Por Rodrigo Oliveira
Erisictão era um rei da Tessália muito rico, ímpio e violento. Foi condenado pela deusa Deméter à fome insaciável. Desesperado e enlouquecido por não se satisfazer com nada, começa a comer os próprios membros e devora a si mesmo.
Nós somos Erisictão. Somos movidos por um violento desejo de satisfação. Para cada desejo que satisfazemos, explica Schopenhauer, existem outros dez que não são satisfeitos. A nossa existência tem se tornado um tédio que se alimenta dos nossos míseros prazeres.
O modus operandi da internet intensificou esses estímulos. Segundo Lembke (2022:33), os estímulos das redes sociais são compulsivos e desenfreados, “não apenas fornecendo maior acesso a drogas velhas e novas, mas também sugerindo comportamentos que, de outro modo, poderiam nunca nos ter ocorrido”.
O ser humano é um animal mimético. Os seus desejos não são somente seus. René Girard esclarece que desejo é desejo de desejo.
No mundo virtual, esses desejos imitados são elevados a um outro nível, pois os estímulos são ampliados. A vontade por satisfação aumenta, aumentando, na mesma proporção, a nossa miséria existencial.
Erisictão queria devorar o mundo e acabou por devorar a si mesmo. Pregado à roda de Íxion, giramos em busca por saciedade, por uma paz interior que se torna cada vez mais difícil de ser alcançada. Aquilo que no princípio era uma delícia acabou por se transfigurar em tormento.
As tentativas de ir em busca de uma paz interior não se tornam menos violentas. Atualmente, os remédios são, na verdade, amputações. Para se verem livres desse desespero dos desejos as pessoas se submetem a práticas severas.
O estoicismo foi transformado em autoajuda. O que importa é ter uma sensação de melhora ou uma demonstração pública de que é outra pessoa.

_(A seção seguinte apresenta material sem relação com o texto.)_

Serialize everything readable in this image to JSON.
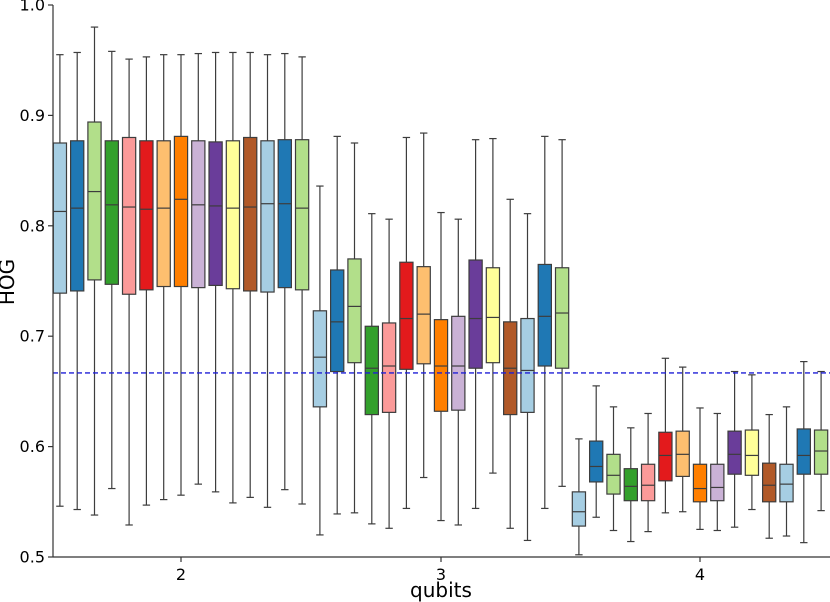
{
  "chart_data": {
    "type": "box",
    "title": "",
    "xlabel": "qubits",
    "ylabel": "HOG",
    "ylim": [
      0.5,
      1.0
    ],
    "yticks": [
      "0.5",
      "0.6",
      "0.7",
      "0.8",
      "0.9",
      "1.0"
    ],
    "categories": [
      "2",
      "3",
      "4"
    ],
    "reference_line": {
      "y": 0.6667,
      "style": "dashed",
      "color": "#1f1fd6"
    },
    "grid": false,
    "legend": "none",
    "palette": [
      "#a6cee3",
      "#1f78b4",
      "#b2df8a",
      "#33a02c",
      "#fb9a99",
      "#e31a1c",
      "#fdbf6f",
      "#ff7f00",
      "#cab2d6",
      "#6a3d9a",
      "#ffff99",
      "#b15928"
    ],
    "groups": [
      {
        "category": "2",
        "boxes": [
          {
            "color": "#a6cee3",
            "whislo": 0.546,
            "q1": 0.739,
            "med": 0.813,
            "q3": 0.875,
            "whishi": 0.955
          },
          {
            "color": "#1f78b4",
            "whislo": 0.543,
            "q1": 0.741,
            "med": 0.816,
            "q3": 0.877,
            "whishi": 0.957
          },
          {
            "color": "#b2df8a",
            "whislo": 0.538,
            "q1": 0.751,
            "med": 0.831,
            "q3": 0.894,
            "whishi": 0.98
          },
          {
            "color": "#33a02c",
            "whislo": 0.562,
            "q1": 0.747,
            "med": 0.819,
            "q3": 0.877,
            "whishi": 0.958
          },
          {
            "color": "#fb9a99",
            "whislo": 0.529,
            "q1": 0.738,
            "med": 0.817,
            "q3": 0.88,
            "whishi": 0.951
          },
          {
            "color": "#e31a1c",
            "whislo": 0.547,
            "q1": 0.742,
            "med": 0.815,
            "q3": 0.877,
            "whishi": 0.953
          },
          {
            "color": "#fdbf6f",
            "whislo": 0.552,
            "q1": 0.745,
            "med": 0.816,
            "q3": 0.877,
            "whishi": 0.955
          },
          {
            "color": "#ff7f00",
            "whislo": 0.556,
            "q1": 0.745,
            "med": 0.824,
            "q3": 0.881,
            "whishi": 0.955
          },
          {
            "color": "#cab2d6",
            "whislo": 0.566,
            "q1": 0.744,
            "med": 0.819,
            "q3": 0.877,
            "whishi": 0.956
          },
          {
            "color": "#6a3d9a",
            "whislo": 0.559,
            "q1": 0.746,
            "med": 0.818,
            "q3": 0.876,
            "whishi": 0.957
          },
          {
            "color": "#ffff99",
            "whislo": 0.549,
            "q1": 0.743,
            "med": 0.816,
            "q3": 0.877,
            "whishi": 0.957
          },
          {
            "color": "#b15928",
            "whislo": 0.554,
            "q1": 0.741,
            "med": 0.817,
            "q3": 0.88,
            "whishi": 0.957
          },
          {
            "color": "#a6cee3",
            "whislo": 0.545,
            "q1": 0.74,
            "med": 0.82,
            "q3": 0.877,
            "whishi": 0.955
          },
          {
            "color": "#1f78b4",
            "whislo": 0.561,
            "q1": 0.744,
            "med": 0.82,
            "q3": 0.878,
            "whishi": 0.956
          },
          {
            "color": "#b2df8a",
            "whislo": 0.548,
            "q1": 0.742,
            "med": 0.816,
            "q3": 0.878,
            "whishi": 0.953
          }
        ]
      },
      {
        "category": "3",
        "boxes": [
          {
            "color": "#a6cee3",
            "whislo": 0.52,
            "q1": 0.636,
            "med": 0.681,
            "q3": 0.723,
            "whishi": 0.836
          },
          {
            "color": "#1f78b4",
            "whislo": 0.539,
            "q1": 0.668,
            "med": 0.713,
            "q3": 0.76,
            "whishi": 0.881
          },
          {
            "color": "#b2df8a",
            "whislo": 0.54,
            "q1": 0.676,
            "med": 0.727,
            "q3": 0.77,
            "whishi": 0.875
          },
          {
            "color": "#33a02c",
            "whislo": 0.53,
            "q1": 0.629,
            "med": 0.671,
            "q3": 0.709,
            "whishi": 0.811
          },
          {
            "color": "#fb9a99",
            "whislo": 0.526,
            "q1": 0.631,
            "med": 0.673,
            "q3": 0.712,
            "whishi": 0.806
          },
          {
            "color": "#e31a1c",
            "whislo": 0.544,
            "q1": 0.67,
            "med": 0.716,
            "q3": 0.767,
            "whishi": 0.88
          },
          {
            "color": "#fdbf6f",
            "whislo": 0.572,
            "q1": 0.675,
            "med": 0.72,
            "q3": 0.763,
            "whishi": 0.884
          },
          {
            "color": "#ff7f00",
            "whislo": 0.533,
            "q1": 0.632,
            "med": 0.673,
            "q3": 0.715,
            "whishi": 0.812
          },
          {
            "color": "#cab2d6",
            "whislo": 0.529,
            "q1": 0.633,
            "med": 0.673,
            "q3": 0.718,
            "whishi": 0.806
          },
          {
            "color": "#6a3d9a",
            "whislo": 0.544,
            "q1": 0.671,
            "med": 0.716,
            "q3": 0.769,
            "whishi": 0.878
          },
          {
            "color": "#ffff99",
            "whislo": 0.576,
            "q1": 0.676,
            "med": 0.717,
            "q3": 0.762,
            "whishi": 0.879
          },
          {
            "color": "#b15928",
            "whislo": 0.526,
            "q1": 0.629,
            "med": 0.671,
            "q3": 0.713,
            "whishi": 0.824
          },
          {
            "color": "#a6cee3",
            "whislo": 0.515,
            "q1": 0.631,
            "med": 0.669,
            "q3": 0.716,
            "whishi": 0.811
          },
          {
            "color": "#1f78b4",
            "whislo": 0.544,
            "q1": 0.673,
            "med": 0.718,
            "q3": 0.765,
            "whishi": 0.881
          },
          {
            "color": "#b2df8a",
            "whislo": 0.564,
            "q1": 0.671,
            "med": 0.721,
            "q3": 0.762,
            "whishi": 0.878
          }
        ]
      },
      {
        "category": "4",
        "boxes": [
          {
            "color": "#a6cee3",
            "whislo": 0.502,
            "q1": 0.528,
            "med": 0.541,
            "q3": 0.559,
            "whishi": 0.607
          },
          {
            "color": "#1f78b4",
            "whislo": 0.536,
            "q1": 0.568,
            "med": 0.582,
            "q3": 0.605,
            "whishi": 0.655
          },
          {
            "color": "#b2df8a",
            "whislo": 0.524,
            "q1": 0.557,
            "med": 0.574,
            "q3": 0.593,
            "whishi": 0.636
          },
          {
            "color": "#33a02c",
            "whislo": 0.514,
            "q1": 0.551,
            "med": 0.564,
            "q3": 0.58,
            "whishi": 0.617
          },
          {
            "color": "#fb9a99",
            "whislo": 0.523,
            "q1": 0.551,
            "med": 0.565,
            "q3": 0.584,
            "whishi": 0.63
          },
          {
            "color": "#e31a1c",
            "whislo": 0.54,
            "q1": 0.569,
            "med": 0.592,
            "q3": 0.613,
            "whishi": 0.68
          },
          {
            "color": "#fdbf6f",
            "whislo": 0.541,
            "q1": 0.573,
            "med": 0.593,
            "q3": 0.614,
            "whishi": 0.672
          },
          {
            "color": "#ff7f00",
            "whislo": 0.525,
            "q1": 0.55,
            "med": 0.562,
            "q3": 0.584,
            "whishi": 0.635
          },
          {
            "color": "#cab2d6",
            "whislo": 0.524,
            "q1": 0.551,
            "med": 0.563,
            "q3": 0.584,
            "whishi": 0.63
          },
          {
            "color": "#6a3d9a",
            "whislo": 0.527,
            "q1": 0.575,
            "med": 0.593,
            "q3": 0.614,
            "whishi": 0.668
          },
          {
            "color": "#ffff99",
            "whislo": 0.543,
            "q1": 0.574,
            "med": 0.592,
            "q3": 0.615,
            "whishi": 0.665
          },
          {
            "color": "#b15928",
            "whislo": 0.517,
            "q1": 0.55,
            "med": 0.565,
            "q3": 0.585,
            "whishi": 0.629
          },
          {
            "color": "#a6cee3",
            "whislo": 0.519,
            "q1": 0.55,
            "med": 0.566,
            "q3": 0.584,
            "whishi": 0.636
          },
          {
            "color": "#1f78b4",
            "whislo": 0.513,
            "q1": 0.575,
            "med": 0.592,
            "q3": 0.616,
            "whishi": 0.677
          },
          {
            "color": "#b2df8a",
            "whislo": 0.542,
            "q1": 0.575,
            "med": 0.596,
            "q3": 0.615,
            "whishi": 0.668
          }
        ]
      }
    ]
  }
}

A esmola dos desejos apenas foi modificada. Se antes ela recebia uma satisfação gratuita, doravante a satisfação é com esforço; se antes as delícias eram provenientes de prazeres fáceis, doravante as delícias exigirão sofrimento.
Muitos vivem em uma relação masoquista sem terem consciência disso. Pior: a anedonia, que é a incapacidade de desfrutar qualquer tipo de prazer (LEMBKE, 2022), tornou-se presente na vida de muitos.